For reasons that we don't completely understand, Ensembl associates over 500 Ensembl genes with your GO term but NCBI associates only 200 Entrez Genes with the same GO term. So the difference between the two approach is not a fault of goseq, but just the difference between Ensembl and NCBI.

As a general rule, NCBI is more conservative than Ensembl. Ensembl tends to include more of everything: genes, transcripts, associations and so on. NCBI tends to include only well annotated features and associations whereas Ensembl tends to include more features for which there is less (but still some) evidence.

In this case, you will notice that the enrichment of your GO term is weakened rather than strengthened when you add in the extra Ensembl gene associations, because 10/182 is stronger enrichment than 23/520. In other words, the genes given by Ensembl but not NCBI were less likely to be in your DE list than genes given by both. Now I know nothing about bos Taurus or about this particular GO term, so this particular example could be coincidence. But, as a general principle, one needs to balance the greater comprehensiveness of Ensembl with the greater reliability of NCBI, and we often do see greater enrichment rates for pathway analyses using better annotated genes.

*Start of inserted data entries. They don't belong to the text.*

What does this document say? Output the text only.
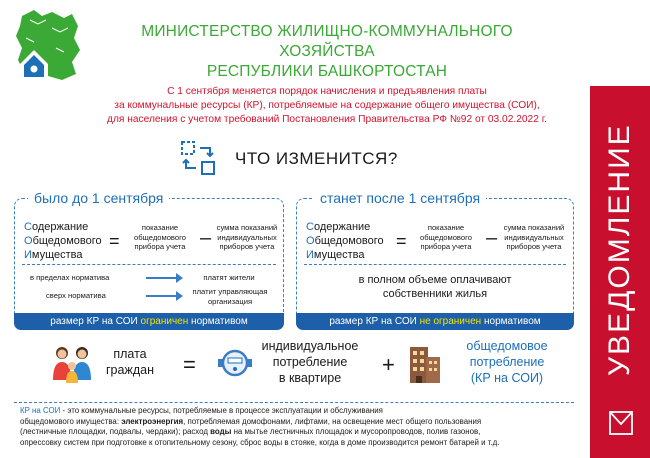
МИНИСТЕРСТВО ЖИЛИЩНО-КОММУНАЛЬНОГО ХОЗЯЙСТВА
РЕСПУБЛИКИ БАШКОРТОСТАН
С 1 сентября меняется порядок начисления и предъявления платы
за коммунальные ресурсы (КР), потребляемые на содержание общего имущества (СОИ),
для населения с учетом требований Постановления Правительства РФ №92 от 03.02.2022 г.
УВЕДОМЛЕНИЕ
ЧТО ИЗМЕНИТСЯ?
было до 1 сентября
Содержание
Общедомового
Имущества
=
показание
общедомового
прибора учета – сумма показаний
индивидуальных
приборов учета
в пределах норматива	платят жители
сверх норматива	платит управляющая
организация
размер КР на СОИ ограничен нормативом
станет после 1 сентября
Содержание
Общедомового
Имущества
=
показание
общедомового
прибора учета – сумма показаний
индивидуальных
приборов учета
в полном объеме оплачивают
собственники жилья
размер КР на СОИ не ограничен нормативом
плата
граждан =
индивидуальное
потребление
в квартире
+
общедомовое
потребление
(КР на СОИ)
КР на СОИ - это коммунальные ресурсы, потребляемые в процессе эксплуатации и обслуживания
общедомового имущества: электроэнергия, потребляемая домофонами, лифтами, на освещение мест общего пользования
(лестничные площадки, подвалы, чердаки); расход воды на мытье лестничных площадок и мусоропроводов, полив газонов,
опрессовку систем при подготовке к отопительному сезону, сброс воды в стояке, когда в доме производится ремонт батарей и т.д.
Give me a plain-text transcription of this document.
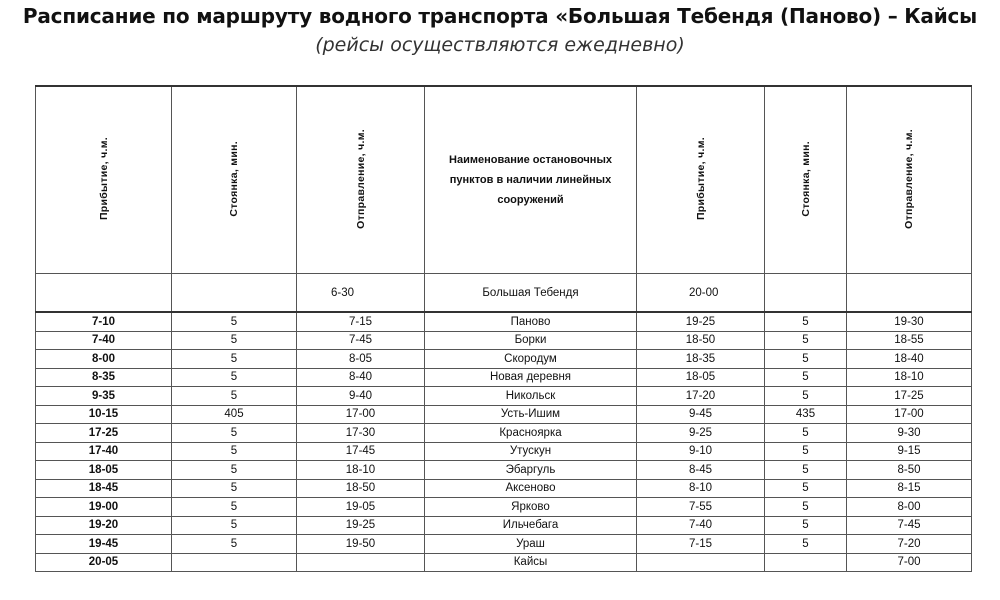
Расписание по маршруту водного транспорта «Большая Тебендя (Паново) – Кайсы
(рейсы осуществляются ежедневно)
Прибытие, ч.м.	Стоянка, мин.	Отправление, ч.м.	Наименование остановочных пунктов в наличии линейных сооружений	Прибытие, ч.м.	Стоянка, мин.	Отправление, ч.м.
		6-30	Большая Тебендя	20-00		
7-10	5	7-15	Паново	19-25	5	19-30
7-40	5	7-45	Борки	18-50	5	18-55
8-00	5	8-05	Скородум	18-35	5	18-40
8-35	5	8-40	Новая деревня	18-05	5	18-10
9-35	5	9-40	Никольск	17-20	5	17-25
10-15	405	17-00	Усть-Ишим	9-45	435	17-00
17-25	5	17-30	Красноярка	9-25	5	9-30
17-40	5	17-45	Утускун	9-10	5	9-15
18-05	5	18-10	Эбаргуль	8-45	5	8-50
18-45	5	18-50	Аксеново	8-10	5	8-15
19-00	5	19-05	Ярково	7-55	5	8-00
19-20	5	19-25	Ильчебага	7-40	5	7-45
19-45	5	19-50	Ураш	7-15	5	7-20
20-05			Кайсы			7-00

In this case, the difference between NCBI and Ensembl is surprisingly large. You have decide yourself when to use Ensembl (European) or NCBI (American) annotation. goseq allows you to do either. Since you decided to use Ensembl genes in the first place, it would be consistent to use Ensembl gene-GO associations. However the NCBI-based analysis provided by goseq in Approach1 is probably also good, for the reasons I have explained.